• The plaintiff, as assignee of the firm of Nathaniel Fisher & Co., sues for damages caused by the flooding of a cellar and consequent injury to merchandise, resulting as it is alleged from the act of the defendant in opening and keeping open an excavation in the highway. The opening was made for the purpose of making some repairs or alterations to defendant’s underground conduits and had been authorized by the appropriate municipal authority. Taking the most favorable view *812of .the evidence in favor of plaintiff, as we must when the complaint is dismissed, it appears that the excavation was made by defendant in the roadway close to the curb; that it was allowed to be open for a considerable period; that it intercepted the flow of water through the gutter and caused it to collect, and that the water thus collected in the excavation leaked through into the premises occupied by plaintiff’s assignor. The complaint was dismissed because the plaintiff had failed to show negligence on the part of defendant.
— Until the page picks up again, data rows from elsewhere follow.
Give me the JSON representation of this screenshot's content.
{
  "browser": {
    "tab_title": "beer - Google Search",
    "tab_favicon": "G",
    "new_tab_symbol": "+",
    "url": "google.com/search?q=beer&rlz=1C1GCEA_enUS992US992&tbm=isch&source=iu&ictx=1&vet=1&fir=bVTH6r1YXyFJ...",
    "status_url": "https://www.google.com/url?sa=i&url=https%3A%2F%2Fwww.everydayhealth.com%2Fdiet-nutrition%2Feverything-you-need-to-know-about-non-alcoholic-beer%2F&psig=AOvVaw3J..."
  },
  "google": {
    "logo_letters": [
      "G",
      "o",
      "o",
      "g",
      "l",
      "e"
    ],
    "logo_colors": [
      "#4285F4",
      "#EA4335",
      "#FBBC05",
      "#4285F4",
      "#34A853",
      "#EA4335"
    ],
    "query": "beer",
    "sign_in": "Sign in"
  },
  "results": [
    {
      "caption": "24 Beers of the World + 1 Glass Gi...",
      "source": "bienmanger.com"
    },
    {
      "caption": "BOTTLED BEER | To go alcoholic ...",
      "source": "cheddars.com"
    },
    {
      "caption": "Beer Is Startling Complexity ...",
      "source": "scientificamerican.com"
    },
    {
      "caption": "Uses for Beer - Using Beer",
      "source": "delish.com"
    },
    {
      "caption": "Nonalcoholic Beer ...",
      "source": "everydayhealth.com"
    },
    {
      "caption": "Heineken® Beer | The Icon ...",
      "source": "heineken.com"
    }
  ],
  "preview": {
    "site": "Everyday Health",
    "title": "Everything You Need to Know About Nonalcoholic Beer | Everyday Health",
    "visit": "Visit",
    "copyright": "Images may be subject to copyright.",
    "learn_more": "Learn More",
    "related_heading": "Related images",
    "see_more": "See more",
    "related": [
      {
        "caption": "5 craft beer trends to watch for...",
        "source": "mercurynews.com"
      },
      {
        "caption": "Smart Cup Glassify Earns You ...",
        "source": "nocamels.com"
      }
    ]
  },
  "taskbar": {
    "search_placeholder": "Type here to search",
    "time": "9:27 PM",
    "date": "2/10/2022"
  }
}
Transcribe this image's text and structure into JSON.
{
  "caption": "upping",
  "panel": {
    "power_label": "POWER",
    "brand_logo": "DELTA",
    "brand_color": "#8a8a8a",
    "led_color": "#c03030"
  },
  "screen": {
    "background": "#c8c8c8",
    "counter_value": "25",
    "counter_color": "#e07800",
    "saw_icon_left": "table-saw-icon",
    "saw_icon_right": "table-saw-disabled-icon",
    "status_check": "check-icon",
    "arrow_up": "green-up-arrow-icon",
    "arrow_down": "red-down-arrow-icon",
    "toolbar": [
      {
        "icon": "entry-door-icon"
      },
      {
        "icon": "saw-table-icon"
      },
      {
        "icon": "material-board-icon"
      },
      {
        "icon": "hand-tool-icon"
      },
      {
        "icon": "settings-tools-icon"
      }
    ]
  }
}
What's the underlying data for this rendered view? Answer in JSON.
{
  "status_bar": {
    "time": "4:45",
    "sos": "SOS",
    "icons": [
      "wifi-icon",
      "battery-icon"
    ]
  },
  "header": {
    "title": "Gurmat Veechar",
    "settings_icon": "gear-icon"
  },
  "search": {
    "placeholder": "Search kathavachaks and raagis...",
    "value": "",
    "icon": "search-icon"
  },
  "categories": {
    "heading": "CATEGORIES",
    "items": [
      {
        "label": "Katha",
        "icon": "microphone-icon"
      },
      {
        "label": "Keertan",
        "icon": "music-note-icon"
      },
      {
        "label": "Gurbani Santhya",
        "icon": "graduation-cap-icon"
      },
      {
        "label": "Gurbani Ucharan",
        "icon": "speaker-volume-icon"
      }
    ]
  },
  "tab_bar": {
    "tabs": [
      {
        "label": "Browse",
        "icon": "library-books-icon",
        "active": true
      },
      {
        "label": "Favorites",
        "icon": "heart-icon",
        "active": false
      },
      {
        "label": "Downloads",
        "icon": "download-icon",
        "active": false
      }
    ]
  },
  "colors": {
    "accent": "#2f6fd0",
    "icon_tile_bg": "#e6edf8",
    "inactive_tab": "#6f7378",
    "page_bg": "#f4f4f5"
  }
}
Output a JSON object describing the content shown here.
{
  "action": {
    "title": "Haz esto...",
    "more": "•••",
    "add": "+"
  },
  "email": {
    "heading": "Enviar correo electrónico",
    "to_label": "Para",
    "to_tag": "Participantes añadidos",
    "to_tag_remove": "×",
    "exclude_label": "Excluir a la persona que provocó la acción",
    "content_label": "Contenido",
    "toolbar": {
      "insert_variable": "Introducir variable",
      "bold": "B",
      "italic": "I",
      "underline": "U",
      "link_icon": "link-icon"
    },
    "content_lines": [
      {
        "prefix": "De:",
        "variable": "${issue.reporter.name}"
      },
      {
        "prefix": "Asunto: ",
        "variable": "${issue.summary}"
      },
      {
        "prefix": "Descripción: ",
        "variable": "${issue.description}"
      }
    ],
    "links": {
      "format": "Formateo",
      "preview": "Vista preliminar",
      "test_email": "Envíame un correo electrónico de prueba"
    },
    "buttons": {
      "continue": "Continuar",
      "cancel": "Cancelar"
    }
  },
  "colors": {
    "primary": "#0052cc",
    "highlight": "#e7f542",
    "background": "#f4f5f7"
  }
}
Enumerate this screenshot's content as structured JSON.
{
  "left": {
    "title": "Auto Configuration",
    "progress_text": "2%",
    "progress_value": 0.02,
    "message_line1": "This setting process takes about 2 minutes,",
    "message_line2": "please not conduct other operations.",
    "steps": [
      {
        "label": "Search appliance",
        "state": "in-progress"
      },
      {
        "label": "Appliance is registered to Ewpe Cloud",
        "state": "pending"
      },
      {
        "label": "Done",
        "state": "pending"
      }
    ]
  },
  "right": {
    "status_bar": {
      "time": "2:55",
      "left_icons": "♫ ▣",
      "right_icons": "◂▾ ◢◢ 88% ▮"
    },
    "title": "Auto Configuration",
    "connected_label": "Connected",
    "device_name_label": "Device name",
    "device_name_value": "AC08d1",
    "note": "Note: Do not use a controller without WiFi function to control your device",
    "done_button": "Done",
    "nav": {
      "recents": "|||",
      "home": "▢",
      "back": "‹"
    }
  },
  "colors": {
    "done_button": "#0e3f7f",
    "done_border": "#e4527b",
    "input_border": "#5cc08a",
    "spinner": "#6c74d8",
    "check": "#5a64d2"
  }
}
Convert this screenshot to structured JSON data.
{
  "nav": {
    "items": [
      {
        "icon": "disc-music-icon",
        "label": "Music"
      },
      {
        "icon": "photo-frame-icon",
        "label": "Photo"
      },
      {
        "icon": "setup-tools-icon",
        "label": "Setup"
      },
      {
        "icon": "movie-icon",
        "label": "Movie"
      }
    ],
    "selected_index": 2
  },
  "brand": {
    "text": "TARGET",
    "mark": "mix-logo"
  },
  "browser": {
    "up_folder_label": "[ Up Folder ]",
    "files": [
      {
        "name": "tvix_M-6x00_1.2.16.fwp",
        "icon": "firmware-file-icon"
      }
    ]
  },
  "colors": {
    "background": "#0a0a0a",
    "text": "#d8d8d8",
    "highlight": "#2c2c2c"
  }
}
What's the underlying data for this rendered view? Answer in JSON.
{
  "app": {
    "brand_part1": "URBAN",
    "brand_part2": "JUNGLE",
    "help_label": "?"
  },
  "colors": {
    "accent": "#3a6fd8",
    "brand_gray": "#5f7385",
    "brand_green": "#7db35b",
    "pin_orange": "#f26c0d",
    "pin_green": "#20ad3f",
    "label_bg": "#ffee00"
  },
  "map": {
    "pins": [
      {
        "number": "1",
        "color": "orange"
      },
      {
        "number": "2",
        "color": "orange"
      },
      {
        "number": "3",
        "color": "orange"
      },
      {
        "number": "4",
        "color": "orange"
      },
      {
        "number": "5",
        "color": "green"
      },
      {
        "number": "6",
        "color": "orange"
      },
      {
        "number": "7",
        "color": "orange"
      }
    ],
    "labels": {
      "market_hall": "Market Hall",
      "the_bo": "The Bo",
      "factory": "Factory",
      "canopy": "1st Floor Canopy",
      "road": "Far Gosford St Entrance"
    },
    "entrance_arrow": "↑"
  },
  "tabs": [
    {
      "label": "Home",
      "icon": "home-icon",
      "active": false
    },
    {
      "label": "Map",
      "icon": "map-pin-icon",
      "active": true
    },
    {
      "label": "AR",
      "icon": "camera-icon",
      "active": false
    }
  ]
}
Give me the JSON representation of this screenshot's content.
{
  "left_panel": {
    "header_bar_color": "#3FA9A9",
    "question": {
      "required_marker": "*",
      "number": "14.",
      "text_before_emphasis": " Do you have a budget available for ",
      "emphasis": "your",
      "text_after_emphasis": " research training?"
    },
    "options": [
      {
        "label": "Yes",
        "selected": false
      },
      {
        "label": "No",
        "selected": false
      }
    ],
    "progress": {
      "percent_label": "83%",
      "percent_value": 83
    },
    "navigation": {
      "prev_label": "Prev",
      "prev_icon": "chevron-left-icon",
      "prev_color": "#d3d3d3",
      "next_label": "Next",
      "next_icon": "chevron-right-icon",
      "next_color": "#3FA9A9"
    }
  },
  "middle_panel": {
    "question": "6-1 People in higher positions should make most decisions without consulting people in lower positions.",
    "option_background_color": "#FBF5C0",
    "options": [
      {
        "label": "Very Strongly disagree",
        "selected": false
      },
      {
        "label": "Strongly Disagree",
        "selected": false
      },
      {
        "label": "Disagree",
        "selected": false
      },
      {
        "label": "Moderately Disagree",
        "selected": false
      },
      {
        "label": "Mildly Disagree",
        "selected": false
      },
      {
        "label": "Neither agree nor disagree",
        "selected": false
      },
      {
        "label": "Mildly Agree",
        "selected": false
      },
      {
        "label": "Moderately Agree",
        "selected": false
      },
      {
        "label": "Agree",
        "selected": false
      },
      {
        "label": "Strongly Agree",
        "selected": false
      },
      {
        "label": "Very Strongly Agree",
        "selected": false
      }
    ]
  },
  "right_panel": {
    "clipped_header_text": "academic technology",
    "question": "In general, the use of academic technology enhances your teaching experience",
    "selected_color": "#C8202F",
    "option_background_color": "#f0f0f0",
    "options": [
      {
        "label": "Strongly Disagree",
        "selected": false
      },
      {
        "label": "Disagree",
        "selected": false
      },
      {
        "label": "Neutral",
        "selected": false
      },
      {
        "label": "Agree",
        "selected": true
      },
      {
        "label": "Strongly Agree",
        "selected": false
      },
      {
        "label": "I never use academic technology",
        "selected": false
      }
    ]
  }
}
This was error. The defendant’s negligence or lack of negligence had nothing to do with the case. Its liability under the circumstances has been established by many cases in this State, of which Mairs v. Manhattan Real Estate Assn. (89 N. Y. 498) is typical and is a leading case. It has been approved and followed in many others. The rule of liability is thus stated in the case cited: ‘‘ The general rule is well established that an unauthorized interference with, or excavation in a highway, or a street of a city, for the private benefit of adjoining premises, is wrongful, and the party responsible for it is liable to all persons injured thereby, irrespective of any question of negligence. * * * As to the traveling public, it may be that the municipal authorities can license acts in reference to the streets, which they might lawfully perform themselves, and that a person acting under such a license is not chargeable with creating a nuisance, or unlawfully obstructing or injuring the public highway, if he exercises due care. But a different question arises where the wrong complained of com sists in doing damage. to neighboring property by collecting surface water, or diverting it from its accustomed channel without providing another, and thus throwing it upon the land of an adjacent owner. The rights of the parties in such a case do not depend upon the same principles as in cases where the wrong complained of consists of an interference with a public highway to the injury of the traveling public, but upon the principle of Hay v. Cohoes Co. (2 N. Y. 159); St. Peter v. Denison (58 id. 416; 17 Am. Rep. 258); Jutte v. Hughes (67 N. Y. 267), in which it is held that where one is making improvements on his own premises, or without lawful right, trespasses upon or injures his neighbor’s property by casting *813material thereon, he is liable absolutely for the damage, irrespective of any question of care or negligence. A license from, the municipal authorities cannot affect the question of responsibility in such cases. A municipal corporation has itself been held liable for throwing water collected in the gutter of a street upon the land of a private owner. (Byrnes v. City of Cohoes, 67 N. Y. 204.) ”
Applying this rule to the facts of the present case it is clear that the dismissal of the complaint was erroneous, and that the judgment entered thereon cannot stand.
The determination of the Appellate Term and the judgment of the City Court are reversed and a new trial granted, with costs to the appellant in all courts to abide the result.
Clarke, P. J., Smith, Page and Davis, JJ., concurred.
Determination and judgment reversed, new trial ordered, costs to appellant in all courts to abide event. Order to be settled on notice.